Along with them go 4,205 passing yards, 42 touchdown passes, 2,911 receiving yards, 37 touchdown receptions and 656 rushing yards.
That’s an awful lot of offense to replace. To compound matters, the guys who are supposed to replace the recently departed rock stars are all underclassmen. Needless to say, offensive skill positions are a high priority for Dana Holgorsen’s 2014 recruiting class. And it’s slowly, but steadily, coming together.
4-star quarterback William Crest (Baltimore, MD) announced his pledge to the Mountaineers 2014 recruiting class back in April, and he looks like he could absolutely thrive in Holgorsen’s spread attack. Depending on how the Paul Millard/ Clint Trickett/ Ford Childress combination plays this year, and if Crest continues his meteoric progression, he could have a chance to win the starting job in 2014.

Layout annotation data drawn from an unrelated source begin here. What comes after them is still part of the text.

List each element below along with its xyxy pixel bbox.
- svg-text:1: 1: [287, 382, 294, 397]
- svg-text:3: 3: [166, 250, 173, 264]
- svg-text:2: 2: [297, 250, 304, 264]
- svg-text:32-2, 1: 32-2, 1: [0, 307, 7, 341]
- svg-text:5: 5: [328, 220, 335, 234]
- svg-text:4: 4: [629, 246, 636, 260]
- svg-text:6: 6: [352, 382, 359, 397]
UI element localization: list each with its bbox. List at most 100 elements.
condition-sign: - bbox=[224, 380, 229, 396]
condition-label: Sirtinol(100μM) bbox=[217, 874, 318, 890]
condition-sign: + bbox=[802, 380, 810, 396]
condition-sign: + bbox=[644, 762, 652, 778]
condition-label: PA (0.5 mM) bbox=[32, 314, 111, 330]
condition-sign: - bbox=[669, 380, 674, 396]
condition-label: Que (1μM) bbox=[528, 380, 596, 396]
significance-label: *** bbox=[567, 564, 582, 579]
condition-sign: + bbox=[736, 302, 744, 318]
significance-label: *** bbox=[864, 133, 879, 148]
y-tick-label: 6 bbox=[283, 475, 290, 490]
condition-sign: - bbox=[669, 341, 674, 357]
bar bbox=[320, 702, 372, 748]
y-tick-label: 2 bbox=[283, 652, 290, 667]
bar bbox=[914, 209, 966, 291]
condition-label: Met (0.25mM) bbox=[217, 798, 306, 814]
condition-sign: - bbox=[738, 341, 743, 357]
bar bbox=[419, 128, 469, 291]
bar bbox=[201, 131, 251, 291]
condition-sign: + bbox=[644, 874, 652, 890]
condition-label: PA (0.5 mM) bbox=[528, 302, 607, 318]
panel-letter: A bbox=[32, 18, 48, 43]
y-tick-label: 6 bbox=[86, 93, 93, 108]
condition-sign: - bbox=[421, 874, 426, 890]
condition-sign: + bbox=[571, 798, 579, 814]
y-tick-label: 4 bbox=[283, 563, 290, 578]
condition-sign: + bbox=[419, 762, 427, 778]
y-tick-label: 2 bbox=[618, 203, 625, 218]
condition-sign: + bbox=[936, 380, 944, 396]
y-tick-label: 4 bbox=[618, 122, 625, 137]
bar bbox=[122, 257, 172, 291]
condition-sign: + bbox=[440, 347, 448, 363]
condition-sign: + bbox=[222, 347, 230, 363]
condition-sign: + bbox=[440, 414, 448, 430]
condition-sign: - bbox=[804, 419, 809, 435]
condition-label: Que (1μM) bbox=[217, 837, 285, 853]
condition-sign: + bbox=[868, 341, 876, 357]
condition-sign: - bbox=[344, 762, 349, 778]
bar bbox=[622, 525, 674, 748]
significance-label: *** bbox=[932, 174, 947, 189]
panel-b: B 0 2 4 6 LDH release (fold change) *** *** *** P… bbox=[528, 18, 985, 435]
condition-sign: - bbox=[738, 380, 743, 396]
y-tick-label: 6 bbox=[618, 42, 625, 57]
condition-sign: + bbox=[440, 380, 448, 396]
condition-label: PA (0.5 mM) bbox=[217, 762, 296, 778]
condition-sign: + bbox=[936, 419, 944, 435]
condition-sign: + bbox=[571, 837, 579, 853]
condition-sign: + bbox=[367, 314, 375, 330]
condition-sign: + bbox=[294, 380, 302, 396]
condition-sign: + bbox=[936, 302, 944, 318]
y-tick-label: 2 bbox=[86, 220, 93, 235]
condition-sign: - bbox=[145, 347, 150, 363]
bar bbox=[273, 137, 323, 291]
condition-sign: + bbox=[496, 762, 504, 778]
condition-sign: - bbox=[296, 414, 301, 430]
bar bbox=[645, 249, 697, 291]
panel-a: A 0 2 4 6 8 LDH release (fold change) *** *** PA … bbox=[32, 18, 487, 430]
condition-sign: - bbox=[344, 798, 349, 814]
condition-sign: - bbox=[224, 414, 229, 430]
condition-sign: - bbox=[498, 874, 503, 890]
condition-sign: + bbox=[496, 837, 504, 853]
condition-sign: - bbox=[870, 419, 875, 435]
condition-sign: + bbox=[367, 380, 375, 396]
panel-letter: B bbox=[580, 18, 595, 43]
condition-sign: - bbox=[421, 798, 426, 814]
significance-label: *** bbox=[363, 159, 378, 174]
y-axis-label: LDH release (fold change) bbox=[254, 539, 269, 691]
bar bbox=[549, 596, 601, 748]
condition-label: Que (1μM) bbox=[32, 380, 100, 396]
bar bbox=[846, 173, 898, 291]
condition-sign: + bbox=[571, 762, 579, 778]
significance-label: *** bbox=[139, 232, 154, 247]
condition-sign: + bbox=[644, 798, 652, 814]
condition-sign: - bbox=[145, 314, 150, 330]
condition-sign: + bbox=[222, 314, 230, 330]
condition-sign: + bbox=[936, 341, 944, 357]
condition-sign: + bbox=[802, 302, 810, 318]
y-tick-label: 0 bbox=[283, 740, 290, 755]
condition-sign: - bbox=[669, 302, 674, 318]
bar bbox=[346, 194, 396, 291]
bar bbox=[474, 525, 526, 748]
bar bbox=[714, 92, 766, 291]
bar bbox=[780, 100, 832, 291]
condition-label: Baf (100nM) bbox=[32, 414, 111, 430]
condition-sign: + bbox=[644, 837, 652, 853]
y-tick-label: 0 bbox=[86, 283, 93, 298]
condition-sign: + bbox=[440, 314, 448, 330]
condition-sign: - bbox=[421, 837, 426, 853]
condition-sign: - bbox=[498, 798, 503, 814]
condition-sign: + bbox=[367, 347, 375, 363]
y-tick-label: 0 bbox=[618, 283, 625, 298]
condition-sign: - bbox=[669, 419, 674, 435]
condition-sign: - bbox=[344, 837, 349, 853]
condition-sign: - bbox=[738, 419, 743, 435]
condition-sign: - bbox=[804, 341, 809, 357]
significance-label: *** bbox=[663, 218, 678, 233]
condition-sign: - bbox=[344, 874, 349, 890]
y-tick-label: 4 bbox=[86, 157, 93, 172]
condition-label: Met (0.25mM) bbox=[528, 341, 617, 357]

I wouldn’t be surprised, though, even considering the commitment of Crest, if the ‘Neers tried to add one more gunslinger for depth purposes.
Obviously West Virginia is going to need plenty of targets for Crest to throw to, and the Mountaineers currently have three receivers committed. Ricky Rogers (Monroeville, PA), Jacob McCrary (Miami, FL) and Lamar Parker (Miami, FL) all have the playmaking skills Holgorsen and co. covet.

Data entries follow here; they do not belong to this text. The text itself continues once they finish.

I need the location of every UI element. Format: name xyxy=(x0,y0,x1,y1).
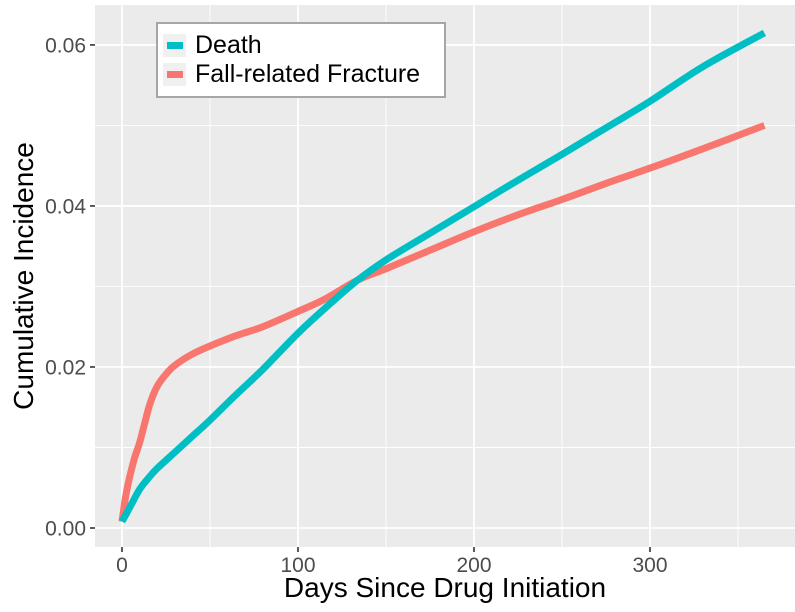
legend-key xyxy=(163,34,186,57)
legend-item-death: Death xyxy=(163,31,434,60)
legend: Death Fall-related Fracture xyxy=(156,22,446,98)
legend-label-fracture: Fall-related Fracture xyxy=(195,60,421,88)
legend-key xyxy=(163,63,186,86)
fall-related-fracture-curve xyxy=(118,122,766,523)
fracture-color-swatch xyxy=(166,71,183,78)
y-tick-label: 0.00 xyxy=(45,518,86,541)
legend-label-death: Death xyxy=(195,31,262,59)
x-tick-label: 300 xyxy=(632,554,667,577)
legend-item-fracture: Fall-related Fracture xyxy=(163,60,434,89)
x-tick-label: 200 xyxy=(456,554,491,577)
death-curve xyxy=(118,29,767,524)
y-tick-label: 0.04 xyxy=(45,195,86,218)
y-tick-label: 0.02 xyxy=(45,356,86,379)
y-tick-label: 0.06 xyxy=(45,34,86,57)
y-axis-title: Cumulative Incidence xyxy=(8,142,39,410)
death-color-swatch xyxy=(166,42,183,49)
x-axis-title: Days Since Drug Initiation xyxy=(283,572,607,603)
x-tick-label: 100 xyxy=(280,554,315,577)
x-tick-label: 0 xyxy=(116,554,128,577)
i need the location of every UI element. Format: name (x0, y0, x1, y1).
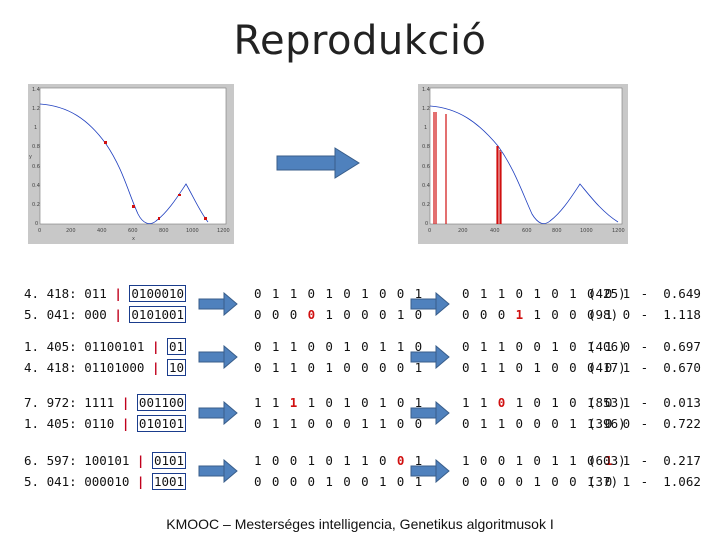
child-2: 0 0 0 0 1 0 0 0 1 0 (254, 307, 424, 322)
fitness-value-2: (98) - 1.118 (588, 307, 701, 322)
child-1: 0 1 1 0 0 1 0 1 1 0 (254, 339, 424, 354)
parent-2: 5. 041: 000 | 0101001 (24, 306, 187, 323)
fitness-value-2: (37) - 1.062 (588, 474, 701, 489)
x-tick: 200 (458, 228, 468, 234)
x-tick: 1200 (217, 228, 230, 234)
y-tick: 0.6 (422, 164, 430, 170)
parent-1: 4. 418: 011 | 0100010 (24, 285, 187, 302)
mutated-child-1: 1 1 0 1 0 1 0 1 0 1 (462, 395, 632, 410)
x-tick: 1200 (612, 228, 625, 234)
arrow-right-icon (410, 292, 450, 316)
x-tick: 0 (38, 228, 41, 234)
arrow-right-icon (410, 459, 450, 483)
arrow-right-icon (410, 401, 450, 425)
slide-footer: KMOOC – Mesterséges intelligencia, Genet… (166, 516, 554, 532)
x-tick: 400 (97, 228, 107, 234)
population-point (132, 205, 135, 208)
fitness-curve (39, 103, 209, 225)
crossover-row: 7. 972: 1111 | 001100 1. 405: 0110 | 010… (0, 392, 720, 436)
x-tick: 600 (522, 228, 532, 234)
x-tick: 200 (66, 228, 76, 234)
crossover-row: 1. 405: 01100101 | 01 4. 418: 01101000 |… (0, 336, 720, 380)
arrow-right-icon (198, 345, 238, 369)
crossover-row: 4. 418: 011 | 0100010 5. 041: 000 | 0101… (0, 283, 720, 327)
y-tick: 1.2 (32, 106, 40, 112)
child-1: 0 1 1 0 1 0 1 0 0 1 (254, 286, 424, 301)
mutated-child-2: 0 0 0 0 1 0 0 1 0 1 (462, 474, 632, 489)
x-tick: 1000 (186, 228, 199, 234)
x-tick: 800 (552, 228, 562, 234)
x-tick: 0 (428, 228, 431, 234)
mutated-child-1: 1 0 0 1 0 1 1 0 1 1 (462, 453, 632, 468)
crossover-row: 6. 597: 100101 | 0101 5. 041: 000010 | 1… (0, 450, 720, 494)
arrow-right-icon (410, 345, 450, 369)
y-tick: 1.4 (32, 87, 40, 93)
fitness-value-2: (417) - 0.670 (588, 360, 701, 375)
y-tick: 1 (424, 125, 427, 131)
y-tick: 0.2 (32, 202, 40, 208)
y-axis-label: y (29, 154, 32, 160)
y-tick: 1.2 (422, 106, 430, 112)
child-1: 1 1 1 1 0 1 0 1 0 1 (254, 395, 424, 410)
y-tick: 0.4 (422, 183, 430, 189)
y-tick: 1.4 (422, 87, 430, 93)
y-tick: 0.6 (32, 164, 40, 170)
y-tick: 0 (35, 221, 38, 227)
population-point (158, 217, 160, 220)
y-tick: 0 (425, 221, 428, 227)
fitness-value-2: (396) - 0.722 (588, 416, 701, 431)
y-tick: 1 (34, 125, 37, 131)
y-tick: 0.8 (32, 144, 40, 150)
y-tick: 0.4 (32, 183, 40, 189)
x-tick: 800 (159, 228, 169, 234)
mutated-child-2: 0 1 1 0 1 0 0 0 0 1 (462, 360, 632, 375)
y-tick: 0.2 (422, 202, 430, 208)
mutated-child-1: 0 1 1 0 1 0 1 0 0 1 (462, 286, 632, 301)
fitness-value-1: (425) - 0.649 (588, 286, 701, 301)
x-tick: 600 (128, 228, 138, 234)
parent-1: 1. 405: 01100101 | 01 (24, 338, 187, 355)
child-1: 1 0 0 1 0 1 1 0 0 1 (254, 453, 424, 468)
parent-2: 5. 041: 000010 | 1001 (24, 473, 187, 490)
child-2: 0 1 1 0 0 0 1 1 0 0 (254, 416, 424, 431)
arrow-right-icon (198, 292, 238, 316)
parent-2: 4. 418: 01101000 | 10 (24, 359, 187, 376)
child-2: 0 1 1 0 1 0 0 0 0 1 (254, 360, 424, 375)
y-tick: 0.8 (422, 144, 430, 150)
fitness-value-1: (603) - 0.217 (588, 453, 701, 468)
arrow-right-icon (198, 459, 238, 483)
child-2: 0 0 0 0 1 0 0 1 0 1 (254, 474, 424, 489)
fitness-value-1: (853) - 0.013 (588, 395, 701, 410)
arrow-right-icon (198, 401, 238, 425)
population-point (204, 217, 207, 220)
fitness-plot-after: 1.4 1.2 1 0.8 0.6 0.4 0.2 0 0 200 400 60… (418, 84, 628, 244)
fitness-value-1: (406) - 0.697 (588, 339, 701, 354)
parent-2: 1. 405: 0110 | 010101 (24, 415, 187, 432)
x-tick: 1000 (580, 228, 593, 234)
fitness-curve (429, 105, 619, 225)
mutated-child-1: 0 1 1 0 0 1 0 1 1 0 (462, 339, 632, 354)
population-point (104, 141, 107, 144)
parent-1: 7. 972: 1111 | 001100 (24, 394, 187, 411)
parent-1: 6. 597: 100101 | 0101 (24, 452, 187, 469)
population-point (178, 194, 181, 196)
x-tick: 400 (490, 228, 500, 234)
slide-title: Reprodukció (233, 18, 487, 64)
fitness-plot-before: 1.4 1.2 1 0.8 0.6 0.4 0.2 0 0 200 400 60… (28, 84, 234, 244)
x-axis-label: x (132, 236, 135, 242)
mutated-child-2: 0 1 1 0 0 0 1 1 0 0 (462, 416, 632, 431)
mutated-child-2: 0 0 0 1 1 0 0 0 1 0 (462, 307, 632, 322)
arrow-right-icon (276, 147, 360, 179)
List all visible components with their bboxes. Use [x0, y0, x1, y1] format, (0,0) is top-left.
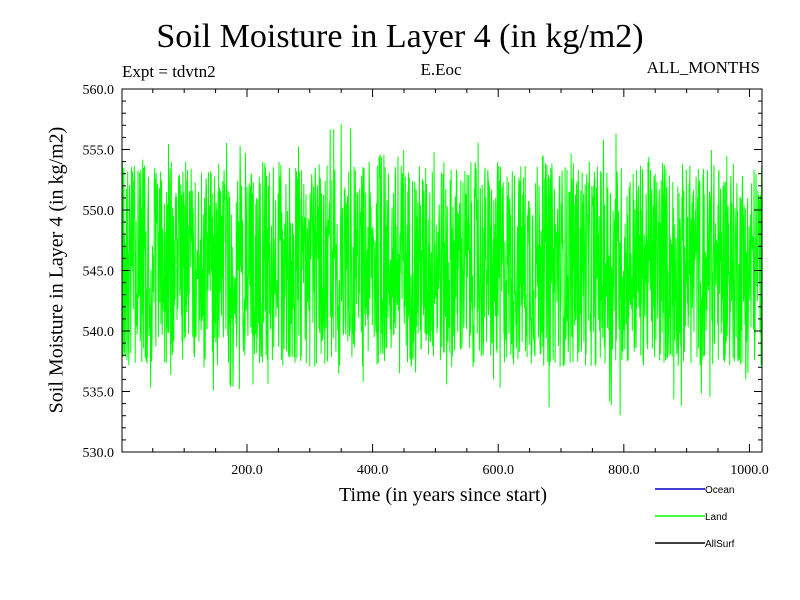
ticks-layer: 530.0 535.0 540.0 545.0 550.0 555.0 560.0 200.0… [83, 83, 769, 478]
y-tick-label: 540.0 [83, 325, 115, 340]
x-tick-label: 200.0 [231, 463, 263, 478]
y-tick-label: 530.0 [83, 446, 115, 461]
series-line-land [121, 123, 763, 416]
x-axis-label: Time (in years since start) [338, 484, 548, 506]
chart-title: Soil Moisture in Layer 4 (in kg/m2) [156, 18, 644, 55]
x-tick-label: 400.0 [357, 463, 389, 478]
legend-label-ocean: Ocean [705, 485, 734, 496]
y-tick-label: 555.0 [83, 144, 115, 159]
y-axis-label: Soil Moisture in Layer 4 (in kg/m2) [45, 126, 68, 414]
months-label: ALL_MONTHS [646, 58, 760, 77]
series-layer [121, 123, 763, 416]
legend-label-allsurf: AllSurf [705, 539, 735, 550]
x-tick-label: 1000.0 [730, 463, 769, 478]
x-tick-label: 600.0 [482, 463, 514, 478]
legend-label-land: Land [705, 512, 727, 523]
y-tick-label: 560.0 [83, 83, 115, 98]
legend: Ocean Land AllSurf [655, 485, 735, 550]
y-tick-label: 550.0 [83, 204, 115, 219]
x-tick-label: 800.0 [608, 463, 640, 478]
run-label: E.Eoc [420, 60, 462, 79]
y-tick-label: 545.0 [83, 265, 115, 280]
y-tick-label: 535.0 [83, 386, 115, 401]
experiment-label: Expt = tdvtn2 [122, 62, 216, 81]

WVU beat out Rogers’ hometown Pittsburgh Panthers for his verbal, and McCrary and Parker both have multiple offers from SEC schools, yet still want to head north to the heart of Appalachia. Considering how incredibly young the Mountaineers receiving corps will be in 2013, all three of the aforementioned pass catchers could vie for immediate playing time.
The fifth and final commitment belongs to local prospect Amanii Brown (Morgantown, WV) — an athletic, yet underrated, offensive tackle.

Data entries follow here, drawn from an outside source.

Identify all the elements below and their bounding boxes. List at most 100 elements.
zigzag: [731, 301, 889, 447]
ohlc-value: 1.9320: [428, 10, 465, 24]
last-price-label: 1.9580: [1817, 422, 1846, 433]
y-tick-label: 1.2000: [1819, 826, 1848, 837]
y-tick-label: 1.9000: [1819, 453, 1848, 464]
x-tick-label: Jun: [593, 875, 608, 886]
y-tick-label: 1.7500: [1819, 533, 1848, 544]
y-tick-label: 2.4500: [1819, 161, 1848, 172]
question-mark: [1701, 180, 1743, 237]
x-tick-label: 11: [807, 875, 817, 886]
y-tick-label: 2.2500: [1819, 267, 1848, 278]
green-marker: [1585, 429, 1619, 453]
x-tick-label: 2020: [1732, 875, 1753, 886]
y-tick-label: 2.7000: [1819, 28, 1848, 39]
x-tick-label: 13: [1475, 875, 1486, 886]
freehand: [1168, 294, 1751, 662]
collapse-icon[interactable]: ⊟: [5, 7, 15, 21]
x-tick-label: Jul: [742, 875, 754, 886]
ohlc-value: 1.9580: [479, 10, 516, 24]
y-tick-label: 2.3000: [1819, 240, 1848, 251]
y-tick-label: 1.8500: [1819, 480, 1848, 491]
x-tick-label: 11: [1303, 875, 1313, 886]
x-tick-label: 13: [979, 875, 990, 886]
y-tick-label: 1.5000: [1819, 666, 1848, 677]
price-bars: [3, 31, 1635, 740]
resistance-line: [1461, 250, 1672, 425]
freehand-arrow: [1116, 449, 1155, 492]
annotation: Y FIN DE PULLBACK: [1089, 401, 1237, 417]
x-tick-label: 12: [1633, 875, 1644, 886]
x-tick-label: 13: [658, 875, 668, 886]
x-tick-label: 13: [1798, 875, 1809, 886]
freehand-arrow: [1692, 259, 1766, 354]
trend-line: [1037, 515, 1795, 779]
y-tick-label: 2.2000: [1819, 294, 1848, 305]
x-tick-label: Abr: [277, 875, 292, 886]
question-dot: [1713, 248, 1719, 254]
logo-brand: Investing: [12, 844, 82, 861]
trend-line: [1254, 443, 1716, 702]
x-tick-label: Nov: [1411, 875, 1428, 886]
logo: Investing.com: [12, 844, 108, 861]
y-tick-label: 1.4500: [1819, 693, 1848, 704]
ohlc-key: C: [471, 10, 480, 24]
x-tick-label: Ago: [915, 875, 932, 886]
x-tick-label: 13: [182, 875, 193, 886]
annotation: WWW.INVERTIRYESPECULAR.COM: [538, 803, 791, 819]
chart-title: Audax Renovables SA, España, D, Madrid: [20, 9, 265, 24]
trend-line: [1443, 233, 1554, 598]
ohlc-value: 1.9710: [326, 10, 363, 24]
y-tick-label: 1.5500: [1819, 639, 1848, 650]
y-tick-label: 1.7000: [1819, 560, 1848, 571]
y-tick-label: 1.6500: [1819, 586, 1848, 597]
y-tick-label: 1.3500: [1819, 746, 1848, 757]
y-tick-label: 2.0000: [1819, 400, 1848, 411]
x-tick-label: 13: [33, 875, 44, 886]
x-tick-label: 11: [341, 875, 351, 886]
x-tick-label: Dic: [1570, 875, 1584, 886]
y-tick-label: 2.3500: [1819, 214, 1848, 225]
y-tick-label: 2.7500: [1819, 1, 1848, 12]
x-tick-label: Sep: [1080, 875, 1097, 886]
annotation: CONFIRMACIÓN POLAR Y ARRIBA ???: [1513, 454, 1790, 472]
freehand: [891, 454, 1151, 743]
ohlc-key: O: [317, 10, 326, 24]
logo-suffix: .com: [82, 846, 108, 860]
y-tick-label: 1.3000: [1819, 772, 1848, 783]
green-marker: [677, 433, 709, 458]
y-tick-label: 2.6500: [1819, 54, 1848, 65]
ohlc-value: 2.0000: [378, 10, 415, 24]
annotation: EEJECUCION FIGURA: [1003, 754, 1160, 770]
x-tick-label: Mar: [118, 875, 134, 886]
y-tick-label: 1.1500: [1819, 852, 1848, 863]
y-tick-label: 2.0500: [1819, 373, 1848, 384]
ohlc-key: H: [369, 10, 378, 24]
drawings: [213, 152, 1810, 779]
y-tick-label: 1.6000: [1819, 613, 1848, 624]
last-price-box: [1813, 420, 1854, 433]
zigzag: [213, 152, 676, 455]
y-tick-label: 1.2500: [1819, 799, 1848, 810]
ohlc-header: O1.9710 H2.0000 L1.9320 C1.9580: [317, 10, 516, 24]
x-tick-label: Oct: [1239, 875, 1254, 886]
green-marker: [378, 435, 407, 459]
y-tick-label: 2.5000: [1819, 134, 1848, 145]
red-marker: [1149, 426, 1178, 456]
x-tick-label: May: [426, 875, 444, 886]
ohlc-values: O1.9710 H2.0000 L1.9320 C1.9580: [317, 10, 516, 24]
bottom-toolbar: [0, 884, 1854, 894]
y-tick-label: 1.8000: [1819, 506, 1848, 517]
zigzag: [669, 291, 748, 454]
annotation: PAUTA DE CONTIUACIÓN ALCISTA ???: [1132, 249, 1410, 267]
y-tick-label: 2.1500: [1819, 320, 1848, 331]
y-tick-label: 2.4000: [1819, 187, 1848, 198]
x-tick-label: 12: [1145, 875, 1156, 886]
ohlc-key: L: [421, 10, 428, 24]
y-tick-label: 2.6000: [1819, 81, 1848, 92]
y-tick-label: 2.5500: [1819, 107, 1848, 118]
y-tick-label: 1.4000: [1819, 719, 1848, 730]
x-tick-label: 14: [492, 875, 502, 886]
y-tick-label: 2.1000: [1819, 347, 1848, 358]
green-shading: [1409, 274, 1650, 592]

All in all, the Mountaineers are putting together a decent group of offensive skill players. But that won’t be enough, and Holgorsen knows this. The Mountaineers still need to add playmakers in the secondary to face the ridiculous pass attacks found in the Big 12, and can always use more help up front.
The ‘Neers have a long way to go until they have the type of class Holgorsen is looking for, but there’s nearly eight months until National Signing Day 2014, and how the ‘Neers look on the field this year will go a long way in developing this class.
Regardless of how the offense looks this fall, expect some big-time playmakers to enter the fold in ’14.